Aurora adjusted her blazer, her golden eyes flashing with a mix of maternal warmth and "CEO-level" finality. She grabbed her car keys from the marble counter, ignoring the faint, rhythmic thump-thump of the shadow-rat still trapped under the silver honey pot.

"Blake, we are not having a debate about probability at 8:15 AM," she said, ushering him toward the grand white-and-blue foyer.

Blake stood his ground for a second, smoothing his uniform with a sigh of professional resignation. "Mom, let's be objective. I've run the simulations. A 20% success rate is a 'High-Risk' investment. Statistically, I'm going to spend four hours sitting in a drafty auditorium watching other children have emotional breakdowns over glowing rocks, all to confirm what we already know: I am a high-functioning mortal."

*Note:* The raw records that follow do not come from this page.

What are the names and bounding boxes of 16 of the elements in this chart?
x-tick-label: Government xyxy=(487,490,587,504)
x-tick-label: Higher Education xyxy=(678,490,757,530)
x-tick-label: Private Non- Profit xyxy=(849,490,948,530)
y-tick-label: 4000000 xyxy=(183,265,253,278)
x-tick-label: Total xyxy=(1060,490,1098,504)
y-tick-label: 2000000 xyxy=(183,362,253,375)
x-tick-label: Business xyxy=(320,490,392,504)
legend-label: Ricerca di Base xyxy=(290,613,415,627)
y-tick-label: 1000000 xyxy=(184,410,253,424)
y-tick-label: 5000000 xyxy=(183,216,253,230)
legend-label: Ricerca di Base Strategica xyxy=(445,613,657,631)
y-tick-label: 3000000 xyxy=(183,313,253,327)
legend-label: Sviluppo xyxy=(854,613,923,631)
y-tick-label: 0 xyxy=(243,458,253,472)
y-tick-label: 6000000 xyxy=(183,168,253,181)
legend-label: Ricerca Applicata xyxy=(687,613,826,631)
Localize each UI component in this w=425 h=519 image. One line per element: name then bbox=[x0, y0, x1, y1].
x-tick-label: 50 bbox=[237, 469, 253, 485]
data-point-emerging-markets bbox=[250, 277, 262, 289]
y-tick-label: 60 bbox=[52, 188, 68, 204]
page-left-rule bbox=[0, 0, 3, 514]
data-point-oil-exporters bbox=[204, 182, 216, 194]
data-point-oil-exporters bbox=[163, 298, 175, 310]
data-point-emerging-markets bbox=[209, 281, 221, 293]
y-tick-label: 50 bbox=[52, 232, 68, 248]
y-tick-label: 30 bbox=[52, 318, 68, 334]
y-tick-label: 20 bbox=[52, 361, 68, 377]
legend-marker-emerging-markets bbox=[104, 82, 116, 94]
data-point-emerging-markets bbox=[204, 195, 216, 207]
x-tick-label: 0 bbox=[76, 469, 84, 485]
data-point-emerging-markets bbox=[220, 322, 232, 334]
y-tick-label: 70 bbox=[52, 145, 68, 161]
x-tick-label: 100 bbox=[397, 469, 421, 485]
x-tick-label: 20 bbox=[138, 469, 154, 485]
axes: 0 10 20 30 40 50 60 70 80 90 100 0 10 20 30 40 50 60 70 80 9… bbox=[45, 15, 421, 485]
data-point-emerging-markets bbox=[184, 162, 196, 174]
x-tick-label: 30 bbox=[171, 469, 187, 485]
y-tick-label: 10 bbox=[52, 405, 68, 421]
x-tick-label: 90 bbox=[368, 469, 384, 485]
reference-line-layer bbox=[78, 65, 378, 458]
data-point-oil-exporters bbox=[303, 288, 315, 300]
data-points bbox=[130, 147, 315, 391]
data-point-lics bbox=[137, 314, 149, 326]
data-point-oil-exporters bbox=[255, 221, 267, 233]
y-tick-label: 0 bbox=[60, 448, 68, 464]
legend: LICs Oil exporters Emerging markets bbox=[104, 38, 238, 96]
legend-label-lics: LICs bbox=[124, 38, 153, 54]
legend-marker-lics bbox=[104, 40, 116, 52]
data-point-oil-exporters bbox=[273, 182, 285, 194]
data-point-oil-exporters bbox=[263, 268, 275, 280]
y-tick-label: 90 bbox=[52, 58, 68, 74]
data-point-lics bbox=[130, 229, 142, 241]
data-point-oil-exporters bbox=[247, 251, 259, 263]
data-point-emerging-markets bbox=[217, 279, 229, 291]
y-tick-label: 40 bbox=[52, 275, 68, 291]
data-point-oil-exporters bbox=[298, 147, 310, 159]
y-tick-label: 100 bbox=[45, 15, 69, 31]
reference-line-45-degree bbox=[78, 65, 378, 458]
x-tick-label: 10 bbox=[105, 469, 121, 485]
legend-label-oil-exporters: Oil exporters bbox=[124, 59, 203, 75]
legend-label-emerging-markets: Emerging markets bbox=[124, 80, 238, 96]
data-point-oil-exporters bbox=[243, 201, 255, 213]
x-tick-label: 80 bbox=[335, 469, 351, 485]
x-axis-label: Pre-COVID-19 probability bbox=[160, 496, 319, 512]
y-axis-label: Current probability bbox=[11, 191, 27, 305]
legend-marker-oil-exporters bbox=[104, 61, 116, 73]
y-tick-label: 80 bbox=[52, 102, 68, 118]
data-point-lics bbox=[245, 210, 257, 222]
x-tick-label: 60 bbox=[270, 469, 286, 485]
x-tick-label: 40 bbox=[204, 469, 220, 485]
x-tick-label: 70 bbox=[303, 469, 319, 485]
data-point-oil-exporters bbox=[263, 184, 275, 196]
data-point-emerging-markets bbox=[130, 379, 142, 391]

He gestured vaguely toward his tablet. "In those same four hours, I could finalize the supply chain logistics for the Vitas Group's new drought-resistant mana-wheat. One of these things builds a city, Mom. The other is just... mystical gambling."

Aurora stopped and turned, placing a hand on his shoulder. Her expression softened, and for a moment, the high-ranking mage was replaced by a mother who was desperately trying to hide a secret.

"This is once-in-a-lifetime, Blake," she said softly. "It's not just about the result. It's about the moment the world recognizes you. Whether the stone glows or stays dark, you need to stand there and claim your place. I won't have you looking back from a boardroom twenty years from now wondering if there was a spark you ignored."

Blake looked at her, his analytical gaze meeting her golden one. He saw the genuine hope—or was it anxiety?—in her eyes.

"Fine," he conceded, tucking his tablet into his bag. "But if I spend the entire morning watching kids cry because they only awakened a 'Light' element, I'm billing the company for my lost consulting hours. And I'm taking that 5% budget increase for the New Frontier project."

Aurora laughed, the tension breaking. "You're a shark, Blake. Truly. Now move! The carriage is waiting, and I am not having the son of the Vitas Group CEO arrive late because he was busy negotiating his own 'emotional distress' clauses."

As they stepped out into the bright morning air, the white-and-blue mansion gleamed behind them—a palace of glass and stone that felt, for the first time, a little too quiet for the storm of fate Blake was about to walk into.